El gato y el ratón, el juego de la Fed

Al banco central de EU no le gusta ser fuente de sorpresas desagradables, pero no parece capaz de hacer otra cosa.
Janet Yellen, titular del banco central de EU.
Janet Yellen, titular del banco central de EU. (Evan Vucci/AP)

El juego del gato y el ratón en verdad se volvió un hábito. En la primavera de 2013, la declaración del entonces presidente de la Reserva Federal de Estados Unidos, Ben Bernanke, de que en algún momento podría empezar a disminuir el estímulo lanzó una bomba fétida en los pisos de operaciones en todos lados. Nadie lo vio venir, obviamente como ahora se ve en retrospectiva.

En septiembre de ese año, la Fed desafió las expectativas casi universales de lo que vendría después de esa advertencia, y optó por detenerse un poco. Los mercados se fueron en picada.

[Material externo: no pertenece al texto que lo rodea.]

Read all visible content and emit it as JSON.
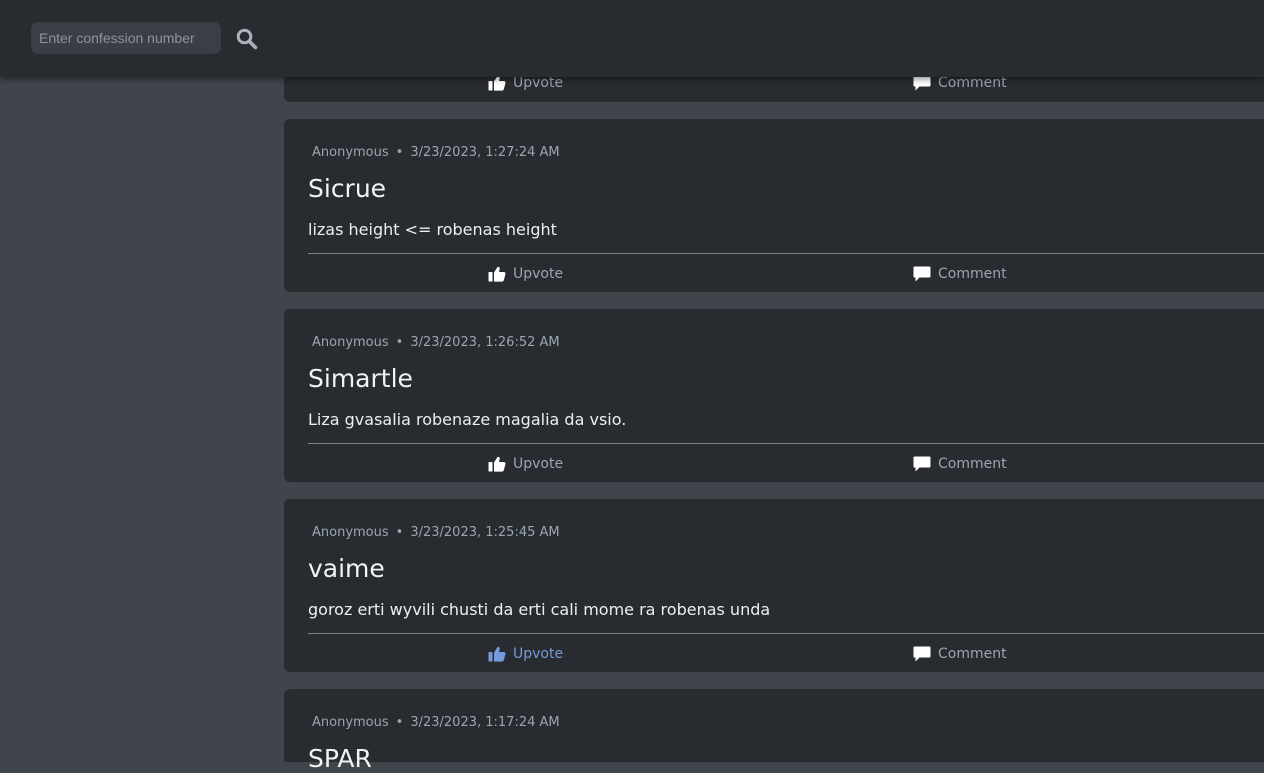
{
  "search": {
    "placeholder": "Enter confession number",
    "icon": "search-icon"
  },
  "labels": {
    "upvote": "Upvote",
    "comment": "Comment"
  },
  "colors": {
    "page_bg": "#40444b",
    "card_bg": "#282b30",
    "meta_text": "#9aa6b0",
    "upvote_active": "#7699d9"
  },
  "top_card": {
    "upvote_label": "Upvote",
    "comment_label": "Comment"
  },
  "posts": [
    {
      "author": "Anonymous",
      "timestamp": "3/23/2023, 1:27:24 AM",
      "title": "Sicrue",
      "body": "lizas height <= robenas height",
      "upvote_label": "Upvote",
      "comment_label": "Comment",
      "upvoted": false
    },
    {
      "author": "Anonymous",
      "timestamp": "3/23/2023, 1:26:52 AM",
      "title": "Simartle",
      "body": "Liza gvasalia robenaze magalia da vsio.",
      "upvote_label": "Upvote",
      "comment_label": "Comment",
      "upvoted": false
    },
    {
      "author": "Anonymous",
      "timestamp": "3/23/2023, 1:25:45 AM",
      "title": "vaime",
      "body": "goroz erti wyvili chusti da erti cali mome ra robenas unda",
      "upvote_label": "Upvote",
      "comment_label": "Comment",
      "upvoted": true
    },
    {
      "author": "Anonymous",
      "timestamp": "3/23/2023, 1:17:24 AM",
      "title": "SPAR"
    }
  ]
}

Dos años después, muchos operadores e inversionistas se acostumbraron a la idea de que la Fed elevaría las tasas. No lo hizo. Y como una sorpresa adicional, señaló como motivos de su cautela una serie de presiones globales. Los mercados cayeron. Esto ya nos da una idea.

Ciertamente, algunos inversionistas, listos o afortunados, llamaron a estos puntos de inflexión como algo clave, pero ellos son la excepción y no la regla.

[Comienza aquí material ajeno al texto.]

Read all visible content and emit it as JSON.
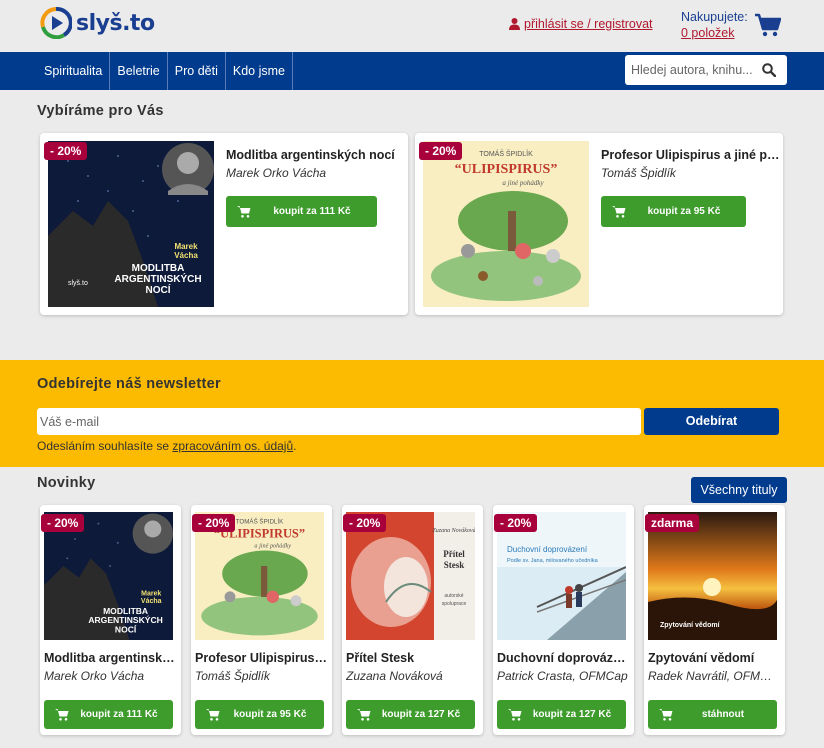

Para ser justos, mantener tranquilos a los mercados de activos y a los inversionistas contentos no es una obligación del mandato del banco central. Oh, ¿no vas a tener tu bono este año porque quedaste fuera? Los responsables de las políticas no van a llorar, ellos se ocupan en otras cosas.

Sin embargo, los analistas de Goldman Sachs se alinearon a las expectativas del mercado contra las decisiones de las políticas de la Fed desde la década de los 90.

Esos análisis muestran que si bien la Fed algunas veces recorta las tasas en mercados que en su mayoría no lo espera, la Fed es un amo benevolente que pocas veces endurece su política con mercados desprevenidos. Después de todo, las alzas imprevistas pueden generar el doble endurecimiento; una vez por medio de la tasa de políticas y otra a través de la reestructuración resultante de los mercados financieros. Así que, si no se consideran de antemano en el precio, por lo general no sucede. Al mercado hay que mantenerlo tranquilo y aburrido. Alimentarlo en la boca.

Con esa expectativa de tender la mano muy cimentada en la memoria institucional de los inversionistas, es fácil ver por qué muchos quedaron desconcertados por la reciente serie de sorpresas. Una encuesta de Reuters, después de la decisión de septiembre de mantener las tasas en su mínimo, muestra que 41 de los 81 economistas pensaban que la Fed estaba “mal” por no elevar las tasas ese mes.

La otra forma evidente de leer esta joya informativa es que 41 de los 81 economistas se equivocaron en su pronóstico. A nadie le gusta admitir que se equivocó. Es más fácil culpar al inescrutable banco central, de manera justa o no.

Al parecer muchos sienten que pierden el valor de sus convicciones.

Hace unas semanas, los expertos de estrategia de valores de Credit Suisse salieron de gira para hablar con sus clientes inversionistas. Las pobres almas estaban, informó el banco, “perdidas y pesimistas”. ¿Nadie piensa en los gestores de fondos? “Nunca habíamos visto a tantos clientes que no sabían lo que pasaba”, dijo el banco.

Aquí pueden estar en juego algunos recuerdos de hace poco tiempo. ¿Alguien se acuerda de 2008? Todavía reina la confusión. Esto es comprensible, hay que recordar que muchos eran demasiado jóvenes para beber alcohol legalmente la última vez que la Fed empezó un ciclo de alza de tasas. Es realmente difícil creer que eso vaya a pasar pronto.

A principios de agosto, Barclays pensó que la Fed iba a elevar los intereses en septiembre. Cambió a marzo. La semana pasada cambió de nuevo a diciembre.

Pero con el mercado laboral en EU en buena salud, el peso de las expectativas es enorme. La posibilidad implícita en el mercado de que haya un aumento en la época de Navidad es de cerca de 70 por ciento. Si la teoría de Goldman está en lo correcto, eso le da al banco central el pase libre para seguir adelante, finalmente. Janet Yellen no va a decepcionar a todos, ¿verdad?